Я ее так хочу, что ширинка до сих пор не лопнула только чудом.
Но… это точно она или просто слишком много вина?
— Коза, стой… — Не могу поверить, что эту хуйню только что сказал мой рот. — Ты же помнишь, что мы еблей ничего не решаем?
— Конечно, помню, — ее язык немного заплетается, но в целом я абсолютно уверен, что она прекрасно понимает, что собирается сделать, когда ее пальцы находят пуговицы рубашки. — Это не ебля, Авдеев, это — десерт.
И начинает меня раздевать. Медленно. Мучительно медленно.
Тонкие пальцы подрагивают — от алкоголя или от возбуждения, по хуй, — но она не торопится. Распечатывает меня, как конфету.
Пуговица. Ногти царапают кожу на моей груди.
Еще пуговица. Она проводит ладонью по обнажившемуся участку, поглаживает, дразнит.
Я стою, прижатый к стене, как долбанный экспонат, но позволяю ей делать все, что захочет — и меня от этого откровенно прет. Прет от ее наглости, от сорваных тормозов. От того, как то и дело облизывает губы с совершенно очевидными мыслями в голове.

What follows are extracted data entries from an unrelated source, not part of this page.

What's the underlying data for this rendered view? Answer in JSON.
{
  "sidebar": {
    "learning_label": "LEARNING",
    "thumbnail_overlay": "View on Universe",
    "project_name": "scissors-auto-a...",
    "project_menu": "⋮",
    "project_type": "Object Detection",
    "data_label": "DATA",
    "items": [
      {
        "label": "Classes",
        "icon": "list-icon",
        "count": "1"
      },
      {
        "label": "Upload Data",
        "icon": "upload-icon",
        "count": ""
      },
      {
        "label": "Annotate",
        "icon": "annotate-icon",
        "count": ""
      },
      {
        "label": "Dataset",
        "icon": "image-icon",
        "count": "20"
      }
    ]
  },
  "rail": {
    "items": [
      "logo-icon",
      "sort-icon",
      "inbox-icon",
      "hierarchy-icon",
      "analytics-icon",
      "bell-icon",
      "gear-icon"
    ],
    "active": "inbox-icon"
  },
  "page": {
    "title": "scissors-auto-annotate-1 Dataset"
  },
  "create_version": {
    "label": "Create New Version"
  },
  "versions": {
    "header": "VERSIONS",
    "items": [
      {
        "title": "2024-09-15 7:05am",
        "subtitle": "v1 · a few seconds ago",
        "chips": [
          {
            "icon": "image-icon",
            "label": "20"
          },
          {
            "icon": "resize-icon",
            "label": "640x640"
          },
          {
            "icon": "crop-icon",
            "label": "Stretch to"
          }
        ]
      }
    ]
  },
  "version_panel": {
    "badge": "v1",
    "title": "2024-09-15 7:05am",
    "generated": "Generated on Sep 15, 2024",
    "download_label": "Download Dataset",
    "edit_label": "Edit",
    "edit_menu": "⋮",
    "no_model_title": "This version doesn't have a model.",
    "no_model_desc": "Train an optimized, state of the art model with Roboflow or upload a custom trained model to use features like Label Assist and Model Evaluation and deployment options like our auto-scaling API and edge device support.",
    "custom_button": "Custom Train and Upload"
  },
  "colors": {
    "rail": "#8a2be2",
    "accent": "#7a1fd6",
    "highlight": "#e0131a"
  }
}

Наконец, расстегнув мою рубашку до пояса, стягивает ее с плеч. Ткань цепляется за манжеты, и Кристина останавливается. Оставляет ее висеть на запястьях, как чертовы кандалы.
Отступает на шаг. Просто смотрит. Жрет меня глазами — жадно скользит взглядом по моей шее, по ключицам, по груди и животу. Замечаю, как сглатывает и как расширяются ее зрачки.
Что, коза, потекла?
— Боже… — В ее шепоте столько голода, что мой член в штанах становится каменным. — Авдеев, господи… Ты просто… идеальный. Хочу тебя всего языком облизать, а потом — съесть, веришь?
От ее откровенных признаний накрывает сильнее, чем от любого прикосновения.
— Сними блузку, Крис, — прошу, пока еще достаточно мягко, но в принципе реально готов разодрать на ней все, — моя очередь смотреть.
— Хорошо… — По тому, как широко и ядовито улыбается, сразу понимаю, что сейчас меня ждет обязательное «но» в качестве условия. — Я разденусь. Вся. Сниму с себя абсолютно все…но ты будешь стоять. Вот так. И даже пальцем до меня не дотронешься, пока я не разрешу. Договорились?
Это примерно так же, как просить вулкан не извергаться, когда лава уже клокочет.
Молча киваю, потому что желание увидеть ее голой сильнее голоса разума, который подсказывает, что Везувий было бы проще заткнуть, чем заставить меня держать руки при себе. Крис явно нравится, что веду себя… гмм… послушно.
Медленно, как хищница, которая загоняет добычу, начинает раздеваться.
А я глотаю жадным взглядом каждое движение.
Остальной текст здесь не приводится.